For companies trying to appeal to more females: The Daring Book for Boys in Business

We have had several discussions on WITsend about why a career in technology isn’t as appealing to women as it is to men – the stereotypical  image of nerdy male dominated teams, inflexible hours and uncreative daily-tasks.


Obviously those of us who do work in the industry know the truth behind these Daring books for boys in business image.jpgmyths, but females eying up the prospect of stepping into the world of tech are immediately greeted by a slew of company brands heavily showing signs of masculine advertising techniques.


If the brand is the first thing any customer or job candidate sees, no wonder most ladies do not feel the urge to learn more about the tech industry.


So what makes up a successful gender-free brand that appeals to a mainstream audience of adults, instead of just half of a possibly lucrative audience?


I recently attended a book launch for ‘The Daring Book for Boys in Business.’ The book is by Jane Cunningham and Philippa Roberts, the founders of Pretty Little Head. Their Pretty Little Head agency specialises in marketing strategies to female audiences with clients including Tesco and the Conservative Party.

The book is aimed at companies already successful at targeting men but are now looking to engage more females. Offering a ‘toolkit’ this book suggests eight simple steps on how companies can include more women in their target audience without making their male customers feel left behind.

The book doesn’t just focus on technology, but also covers telecoms, financial services, consumer electronics, cars, gaming and utilities, shedding light on why some companies and brands succeed with women whilst others fail.

Cunningham explained that humans can be split into two different mind sets – systematic and empathetic. The systematic being predominantly favoured by males and the empathetic by females.


From their own industry research into companies Pretty Little Head had found that businesses struggling to appeal to females were dependent on a system of some kind: “They focused on systematic thinking to present what they wanted, which is very masculine,” said Cunningham.


She explained that a typically masculine brand will seek to lock the customer in instead of connecting with them. 


Instead of seeking to understand the customer the brand will use scale, control and hierarchy to show their dominance in the industry: “This is achieved through a series of boasts and exertion of dominance to impress the audience not to connect with it,” she suggested.


Cunningham added: “It is important to find that sweet spot – that place between the systematic and empathetic – in effect putting a mind in the machine.”


Roberts agreed and said companies they have worked with were trying to appeal to more females but they were using the wrong tools:  “They were only using tools to target men. We decided to use the language of men for our book – a toolbox.”

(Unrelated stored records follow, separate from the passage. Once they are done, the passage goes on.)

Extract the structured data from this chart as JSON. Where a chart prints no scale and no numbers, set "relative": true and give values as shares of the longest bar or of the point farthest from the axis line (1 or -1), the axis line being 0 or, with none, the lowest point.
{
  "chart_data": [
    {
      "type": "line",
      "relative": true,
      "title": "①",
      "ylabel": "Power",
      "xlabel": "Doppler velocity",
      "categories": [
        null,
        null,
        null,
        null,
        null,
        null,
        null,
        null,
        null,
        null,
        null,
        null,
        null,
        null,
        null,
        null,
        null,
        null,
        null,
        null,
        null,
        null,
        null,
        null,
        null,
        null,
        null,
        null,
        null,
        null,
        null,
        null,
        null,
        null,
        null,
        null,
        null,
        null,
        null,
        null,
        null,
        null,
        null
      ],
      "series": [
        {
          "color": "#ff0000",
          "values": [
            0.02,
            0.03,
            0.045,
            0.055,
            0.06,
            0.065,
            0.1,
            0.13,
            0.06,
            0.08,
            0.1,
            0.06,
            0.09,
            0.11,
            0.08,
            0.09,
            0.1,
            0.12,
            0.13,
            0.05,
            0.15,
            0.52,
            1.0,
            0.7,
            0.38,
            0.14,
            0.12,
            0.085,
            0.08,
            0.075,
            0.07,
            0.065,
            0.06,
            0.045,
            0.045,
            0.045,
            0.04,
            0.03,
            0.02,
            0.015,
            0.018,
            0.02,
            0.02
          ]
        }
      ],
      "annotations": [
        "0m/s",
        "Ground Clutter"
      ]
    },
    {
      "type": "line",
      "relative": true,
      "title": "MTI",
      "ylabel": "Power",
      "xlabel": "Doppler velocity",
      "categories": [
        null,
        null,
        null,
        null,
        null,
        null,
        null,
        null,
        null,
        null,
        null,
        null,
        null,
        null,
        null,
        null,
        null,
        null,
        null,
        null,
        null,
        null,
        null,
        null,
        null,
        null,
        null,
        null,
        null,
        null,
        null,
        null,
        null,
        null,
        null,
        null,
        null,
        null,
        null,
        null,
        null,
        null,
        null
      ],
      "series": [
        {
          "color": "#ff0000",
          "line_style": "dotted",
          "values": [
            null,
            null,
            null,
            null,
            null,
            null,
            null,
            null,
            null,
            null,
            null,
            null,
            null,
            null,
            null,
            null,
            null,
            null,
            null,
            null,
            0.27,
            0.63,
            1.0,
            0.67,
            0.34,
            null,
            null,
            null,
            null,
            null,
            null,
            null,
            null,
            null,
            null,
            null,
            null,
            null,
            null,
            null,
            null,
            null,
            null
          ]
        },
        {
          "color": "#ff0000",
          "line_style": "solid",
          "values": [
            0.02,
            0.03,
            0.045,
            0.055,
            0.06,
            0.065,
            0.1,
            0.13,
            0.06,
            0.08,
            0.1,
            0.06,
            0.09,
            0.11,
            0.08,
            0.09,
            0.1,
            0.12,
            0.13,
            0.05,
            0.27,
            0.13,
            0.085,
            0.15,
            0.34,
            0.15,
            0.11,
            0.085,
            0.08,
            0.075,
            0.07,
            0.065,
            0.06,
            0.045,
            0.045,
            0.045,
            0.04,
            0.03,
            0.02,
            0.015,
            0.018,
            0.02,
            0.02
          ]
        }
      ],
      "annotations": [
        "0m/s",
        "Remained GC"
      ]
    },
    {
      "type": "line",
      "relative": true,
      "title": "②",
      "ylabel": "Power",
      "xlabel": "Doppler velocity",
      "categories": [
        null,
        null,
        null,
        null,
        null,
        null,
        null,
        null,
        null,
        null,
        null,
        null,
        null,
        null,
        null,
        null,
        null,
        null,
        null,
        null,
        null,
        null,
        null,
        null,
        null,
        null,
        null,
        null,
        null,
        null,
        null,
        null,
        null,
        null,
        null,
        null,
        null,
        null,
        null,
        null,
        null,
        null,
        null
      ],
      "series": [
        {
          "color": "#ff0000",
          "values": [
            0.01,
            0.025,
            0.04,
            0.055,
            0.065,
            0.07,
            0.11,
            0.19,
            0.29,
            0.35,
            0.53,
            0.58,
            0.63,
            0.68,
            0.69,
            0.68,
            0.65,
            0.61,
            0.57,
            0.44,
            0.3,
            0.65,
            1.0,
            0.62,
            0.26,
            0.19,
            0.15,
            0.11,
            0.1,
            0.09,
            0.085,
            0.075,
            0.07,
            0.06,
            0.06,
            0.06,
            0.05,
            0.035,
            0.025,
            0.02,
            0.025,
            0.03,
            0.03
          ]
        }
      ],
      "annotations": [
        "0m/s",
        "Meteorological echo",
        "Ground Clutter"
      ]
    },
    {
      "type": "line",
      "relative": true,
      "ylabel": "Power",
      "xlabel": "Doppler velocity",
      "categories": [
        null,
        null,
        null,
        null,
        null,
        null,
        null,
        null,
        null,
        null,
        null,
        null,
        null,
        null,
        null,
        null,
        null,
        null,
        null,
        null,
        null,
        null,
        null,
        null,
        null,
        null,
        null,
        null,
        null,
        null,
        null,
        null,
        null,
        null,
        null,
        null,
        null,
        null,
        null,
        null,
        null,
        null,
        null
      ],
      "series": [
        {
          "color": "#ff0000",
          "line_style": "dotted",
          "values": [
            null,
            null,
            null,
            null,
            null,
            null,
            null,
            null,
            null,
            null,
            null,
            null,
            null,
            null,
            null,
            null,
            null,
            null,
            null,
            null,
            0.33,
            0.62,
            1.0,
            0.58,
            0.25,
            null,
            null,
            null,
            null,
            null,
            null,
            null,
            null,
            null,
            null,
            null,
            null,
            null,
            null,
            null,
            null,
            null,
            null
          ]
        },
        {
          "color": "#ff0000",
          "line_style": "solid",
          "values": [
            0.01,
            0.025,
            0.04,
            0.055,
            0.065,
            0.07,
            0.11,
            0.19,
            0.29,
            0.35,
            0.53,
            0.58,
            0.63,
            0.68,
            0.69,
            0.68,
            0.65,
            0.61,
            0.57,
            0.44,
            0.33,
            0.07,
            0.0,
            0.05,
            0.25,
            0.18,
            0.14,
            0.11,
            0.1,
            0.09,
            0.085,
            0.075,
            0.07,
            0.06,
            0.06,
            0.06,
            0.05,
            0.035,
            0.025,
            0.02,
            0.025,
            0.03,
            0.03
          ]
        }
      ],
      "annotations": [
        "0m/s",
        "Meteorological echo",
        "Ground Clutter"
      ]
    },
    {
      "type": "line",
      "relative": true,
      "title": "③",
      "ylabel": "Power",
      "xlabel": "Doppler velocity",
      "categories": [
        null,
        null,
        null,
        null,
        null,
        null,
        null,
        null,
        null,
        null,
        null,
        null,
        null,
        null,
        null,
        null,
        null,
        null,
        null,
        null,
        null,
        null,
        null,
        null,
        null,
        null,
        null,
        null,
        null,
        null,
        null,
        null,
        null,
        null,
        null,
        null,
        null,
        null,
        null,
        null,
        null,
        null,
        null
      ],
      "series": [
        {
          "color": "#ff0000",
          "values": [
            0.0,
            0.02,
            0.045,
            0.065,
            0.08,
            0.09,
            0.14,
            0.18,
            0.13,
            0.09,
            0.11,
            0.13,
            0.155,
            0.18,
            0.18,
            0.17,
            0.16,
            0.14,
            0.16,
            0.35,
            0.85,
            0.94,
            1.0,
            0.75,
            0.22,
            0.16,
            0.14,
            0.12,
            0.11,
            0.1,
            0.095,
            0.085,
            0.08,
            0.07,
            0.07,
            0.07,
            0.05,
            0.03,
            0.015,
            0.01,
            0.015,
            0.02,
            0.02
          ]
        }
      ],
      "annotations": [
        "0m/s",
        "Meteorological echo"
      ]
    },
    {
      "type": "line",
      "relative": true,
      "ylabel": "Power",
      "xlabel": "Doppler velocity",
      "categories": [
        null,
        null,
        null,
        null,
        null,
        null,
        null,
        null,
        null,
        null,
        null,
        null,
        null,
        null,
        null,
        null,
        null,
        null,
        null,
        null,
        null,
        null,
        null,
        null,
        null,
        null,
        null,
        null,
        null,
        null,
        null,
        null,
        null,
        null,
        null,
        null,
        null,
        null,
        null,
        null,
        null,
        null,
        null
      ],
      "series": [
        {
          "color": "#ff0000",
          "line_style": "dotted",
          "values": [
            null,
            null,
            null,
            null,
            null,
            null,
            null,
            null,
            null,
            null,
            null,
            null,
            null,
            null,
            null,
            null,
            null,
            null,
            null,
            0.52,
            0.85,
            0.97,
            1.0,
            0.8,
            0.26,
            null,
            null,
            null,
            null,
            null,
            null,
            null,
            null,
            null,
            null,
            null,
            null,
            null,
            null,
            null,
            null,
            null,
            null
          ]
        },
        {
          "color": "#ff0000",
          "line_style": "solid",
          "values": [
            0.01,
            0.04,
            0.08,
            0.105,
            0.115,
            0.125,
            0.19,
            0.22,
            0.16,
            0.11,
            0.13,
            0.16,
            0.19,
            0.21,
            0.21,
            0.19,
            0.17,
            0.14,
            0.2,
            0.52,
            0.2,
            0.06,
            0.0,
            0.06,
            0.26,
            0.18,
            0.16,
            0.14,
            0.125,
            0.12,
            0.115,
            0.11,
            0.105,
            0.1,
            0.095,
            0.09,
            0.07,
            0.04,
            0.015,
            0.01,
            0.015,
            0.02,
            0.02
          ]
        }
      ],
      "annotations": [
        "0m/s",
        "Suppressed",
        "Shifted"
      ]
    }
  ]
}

Roberts noted there is a difference between how males and females react to branding: “There is a difference between the genders and this needs to be recognised. As a company you need to get to grips with this or you will slip back into masculine branding.”


Through realising this Roberts said it can:  “Unlock the amazing opportunity that women offer in technology.”


Previously Cunningham and Roberts released Inside Her Pretty Little Head – a book which looks at the female target audience and the difference between men and women in motivation, decision making and information processing. This book also covers creative work which appeals to women and what makes a successful female brand.